Effects of attack type on goal probability
To investigate whether different attack types creates chances of different quality a logistic regression was fitted to estimate the probability of a shot being converted into a goal using only information about the attack type that led up to the shot. The non-direct shot set pieces was used as the baseline level as this was the most common attack type. The coefficients from the regression (shown below) indicates that shots from counter-attacks, very long possessions and immediate shots are more likely to result in a goal as they have a positive sign and are significant at 5% significance level, compared to the shots from non-direct shot set pieces.
When controlling for location by including information about the distance and angle towards goal, all coefficients for attack types were positive and significant at 5% significance level. This indicates that given the same location, shots from non-direct shot set pieces are less likely to result in a goal.
Next we fitted yet another model using information about the location, attack type as well as contextual information from the raw data about each shot to more accurately model the probability of a shot being converted into a goal. The distribution of goal probability per shot, by cluster is plotted below, as is the mean and standard deviation of goal probability for each cluster.

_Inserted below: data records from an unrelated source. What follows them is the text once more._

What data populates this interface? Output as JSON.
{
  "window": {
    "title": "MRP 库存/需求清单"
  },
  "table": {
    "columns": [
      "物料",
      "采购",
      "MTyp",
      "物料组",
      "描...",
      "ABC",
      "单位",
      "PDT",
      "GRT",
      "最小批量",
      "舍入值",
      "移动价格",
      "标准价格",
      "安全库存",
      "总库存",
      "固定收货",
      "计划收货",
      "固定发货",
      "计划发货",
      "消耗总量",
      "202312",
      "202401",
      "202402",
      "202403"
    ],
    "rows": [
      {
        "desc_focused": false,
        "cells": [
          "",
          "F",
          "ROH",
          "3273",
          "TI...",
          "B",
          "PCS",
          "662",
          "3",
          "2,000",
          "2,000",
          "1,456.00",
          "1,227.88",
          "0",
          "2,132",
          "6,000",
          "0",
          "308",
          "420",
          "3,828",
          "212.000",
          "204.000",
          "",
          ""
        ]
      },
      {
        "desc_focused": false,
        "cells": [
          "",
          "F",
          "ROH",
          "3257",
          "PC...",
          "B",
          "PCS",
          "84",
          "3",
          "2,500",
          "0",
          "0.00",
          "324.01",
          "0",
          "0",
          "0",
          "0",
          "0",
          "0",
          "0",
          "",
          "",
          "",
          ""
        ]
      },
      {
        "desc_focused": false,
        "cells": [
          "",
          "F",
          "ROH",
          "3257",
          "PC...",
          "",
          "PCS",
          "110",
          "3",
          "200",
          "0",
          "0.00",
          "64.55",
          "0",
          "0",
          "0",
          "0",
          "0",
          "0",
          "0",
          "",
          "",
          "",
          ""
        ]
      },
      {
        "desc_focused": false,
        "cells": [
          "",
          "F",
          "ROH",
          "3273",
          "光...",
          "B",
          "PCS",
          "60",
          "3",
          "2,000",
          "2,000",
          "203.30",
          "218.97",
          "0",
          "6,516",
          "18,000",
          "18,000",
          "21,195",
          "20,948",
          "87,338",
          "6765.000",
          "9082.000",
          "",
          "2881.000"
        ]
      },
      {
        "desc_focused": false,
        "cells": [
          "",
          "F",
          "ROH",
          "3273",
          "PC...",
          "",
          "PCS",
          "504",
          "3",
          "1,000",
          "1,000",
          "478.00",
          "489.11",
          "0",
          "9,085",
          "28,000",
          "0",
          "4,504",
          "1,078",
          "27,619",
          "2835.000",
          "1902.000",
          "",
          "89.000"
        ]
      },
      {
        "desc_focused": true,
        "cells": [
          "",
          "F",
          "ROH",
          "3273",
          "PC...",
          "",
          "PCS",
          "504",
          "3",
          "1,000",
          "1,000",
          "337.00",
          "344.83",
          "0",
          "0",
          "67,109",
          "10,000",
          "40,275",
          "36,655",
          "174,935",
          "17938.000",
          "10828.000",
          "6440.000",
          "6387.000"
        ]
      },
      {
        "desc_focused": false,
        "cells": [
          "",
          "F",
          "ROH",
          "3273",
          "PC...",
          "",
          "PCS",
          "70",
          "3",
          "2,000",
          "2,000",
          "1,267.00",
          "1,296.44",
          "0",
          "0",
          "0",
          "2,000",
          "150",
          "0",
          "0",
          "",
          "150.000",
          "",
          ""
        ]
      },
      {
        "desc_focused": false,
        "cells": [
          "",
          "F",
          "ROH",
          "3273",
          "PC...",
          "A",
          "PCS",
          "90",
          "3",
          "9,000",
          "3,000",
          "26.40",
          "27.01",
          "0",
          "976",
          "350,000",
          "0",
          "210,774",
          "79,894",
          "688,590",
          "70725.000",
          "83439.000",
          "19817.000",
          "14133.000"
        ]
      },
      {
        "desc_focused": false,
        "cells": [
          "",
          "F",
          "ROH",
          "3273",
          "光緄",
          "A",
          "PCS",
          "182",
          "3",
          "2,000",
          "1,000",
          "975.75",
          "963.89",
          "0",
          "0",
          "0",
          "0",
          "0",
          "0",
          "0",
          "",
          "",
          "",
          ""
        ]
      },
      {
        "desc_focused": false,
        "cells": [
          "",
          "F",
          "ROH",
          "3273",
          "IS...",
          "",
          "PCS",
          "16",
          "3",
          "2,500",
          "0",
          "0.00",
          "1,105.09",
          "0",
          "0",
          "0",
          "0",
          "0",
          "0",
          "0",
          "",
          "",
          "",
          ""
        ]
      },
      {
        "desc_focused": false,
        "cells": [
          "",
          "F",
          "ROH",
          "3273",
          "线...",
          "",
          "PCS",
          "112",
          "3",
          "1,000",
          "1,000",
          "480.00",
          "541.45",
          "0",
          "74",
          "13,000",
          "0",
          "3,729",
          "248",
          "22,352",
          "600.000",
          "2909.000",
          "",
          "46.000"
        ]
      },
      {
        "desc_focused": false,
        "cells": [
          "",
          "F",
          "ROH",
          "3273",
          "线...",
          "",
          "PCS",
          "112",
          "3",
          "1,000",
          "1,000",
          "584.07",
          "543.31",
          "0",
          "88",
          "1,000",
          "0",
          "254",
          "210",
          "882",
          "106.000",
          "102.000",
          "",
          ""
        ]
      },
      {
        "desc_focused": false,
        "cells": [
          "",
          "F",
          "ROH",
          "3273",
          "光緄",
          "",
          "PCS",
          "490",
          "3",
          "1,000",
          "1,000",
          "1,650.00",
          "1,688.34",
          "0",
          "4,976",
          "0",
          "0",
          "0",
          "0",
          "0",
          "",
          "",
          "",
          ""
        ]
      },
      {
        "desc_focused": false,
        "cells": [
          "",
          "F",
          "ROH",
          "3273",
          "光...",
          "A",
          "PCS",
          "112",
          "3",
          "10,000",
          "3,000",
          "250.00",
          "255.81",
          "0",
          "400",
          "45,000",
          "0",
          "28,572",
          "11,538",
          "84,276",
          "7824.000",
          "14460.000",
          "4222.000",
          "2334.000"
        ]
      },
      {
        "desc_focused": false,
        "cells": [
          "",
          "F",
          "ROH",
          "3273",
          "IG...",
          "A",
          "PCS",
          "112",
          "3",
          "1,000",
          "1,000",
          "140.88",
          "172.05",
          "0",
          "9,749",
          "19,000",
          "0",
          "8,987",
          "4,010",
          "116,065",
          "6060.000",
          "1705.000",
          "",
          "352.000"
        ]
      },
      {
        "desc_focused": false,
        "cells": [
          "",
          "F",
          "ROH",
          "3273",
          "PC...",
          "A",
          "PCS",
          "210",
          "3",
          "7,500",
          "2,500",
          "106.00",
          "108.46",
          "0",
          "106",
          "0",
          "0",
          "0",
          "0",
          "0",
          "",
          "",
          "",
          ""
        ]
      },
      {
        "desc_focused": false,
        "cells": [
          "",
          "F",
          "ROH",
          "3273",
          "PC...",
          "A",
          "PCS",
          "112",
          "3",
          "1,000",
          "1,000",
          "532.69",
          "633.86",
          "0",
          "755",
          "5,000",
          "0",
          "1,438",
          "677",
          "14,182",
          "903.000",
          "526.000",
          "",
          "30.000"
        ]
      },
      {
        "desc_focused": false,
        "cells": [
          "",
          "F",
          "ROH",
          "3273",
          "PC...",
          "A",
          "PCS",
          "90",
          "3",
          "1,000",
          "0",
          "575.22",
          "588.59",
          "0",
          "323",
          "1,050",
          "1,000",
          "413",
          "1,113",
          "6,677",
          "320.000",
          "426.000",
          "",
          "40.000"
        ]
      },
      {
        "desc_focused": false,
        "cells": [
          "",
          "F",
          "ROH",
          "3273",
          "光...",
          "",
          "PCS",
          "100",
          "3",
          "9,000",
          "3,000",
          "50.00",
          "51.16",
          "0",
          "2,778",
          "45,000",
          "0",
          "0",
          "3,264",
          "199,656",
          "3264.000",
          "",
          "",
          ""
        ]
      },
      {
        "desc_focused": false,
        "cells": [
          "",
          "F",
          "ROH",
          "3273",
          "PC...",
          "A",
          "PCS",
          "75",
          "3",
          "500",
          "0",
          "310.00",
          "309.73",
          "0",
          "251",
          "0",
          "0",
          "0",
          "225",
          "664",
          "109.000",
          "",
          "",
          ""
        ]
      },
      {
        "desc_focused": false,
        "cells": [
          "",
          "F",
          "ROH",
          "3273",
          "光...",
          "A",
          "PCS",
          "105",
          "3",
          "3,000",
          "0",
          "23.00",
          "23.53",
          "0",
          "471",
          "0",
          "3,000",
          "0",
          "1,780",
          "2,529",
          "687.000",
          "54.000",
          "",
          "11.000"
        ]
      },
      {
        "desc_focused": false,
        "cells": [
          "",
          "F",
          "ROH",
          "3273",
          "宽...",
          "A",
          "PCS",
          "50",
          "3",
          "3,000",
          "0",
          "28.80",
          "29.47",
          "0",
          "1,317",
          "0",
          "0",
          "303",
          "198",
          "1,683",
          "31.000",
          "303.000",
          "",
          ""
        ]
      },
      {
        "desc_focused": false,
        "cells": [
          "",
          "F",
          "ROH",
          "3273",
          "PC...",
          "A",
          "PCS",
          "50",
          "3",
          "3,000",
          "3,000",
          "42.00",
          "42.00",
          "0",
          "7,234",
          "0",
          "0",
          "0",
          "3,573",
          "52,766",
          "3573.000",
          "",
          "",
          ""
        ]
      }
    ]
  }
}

Finally, the non-parametrical Kruskal-Wallis and Dunn´s test were ran to investigate if there is any differences in the quality of chances created between all clusters, with results similar to those obtained from the logistic regression. Shots from counter-attacks, very long possessions and immediate shots are significantly more likely to result in a goal than shots from long possessions, counter-press and non-direct shot set pieces, but there are no sigificant differences in average goal probability within these two larger ”groups of groups”, so to speak.
Conclusion
Is it possible to automatically categorize attack types fraom data only using k-means clustering?
For the most part, yes, especially open play attack types. This method could potentially be used to scout teams and players from wherever we have data to get an understanding of how often a team uses a specific attack type and often different players participate in different attack types.
Do different attack types create different quality chances?
Yes. There is a significant difference in the quality of shot attempts generated from different attack types, at least during the EPL 2015/2016 season. It would be very interesting to see if the same conclusions hold over multiple leagues and seasons.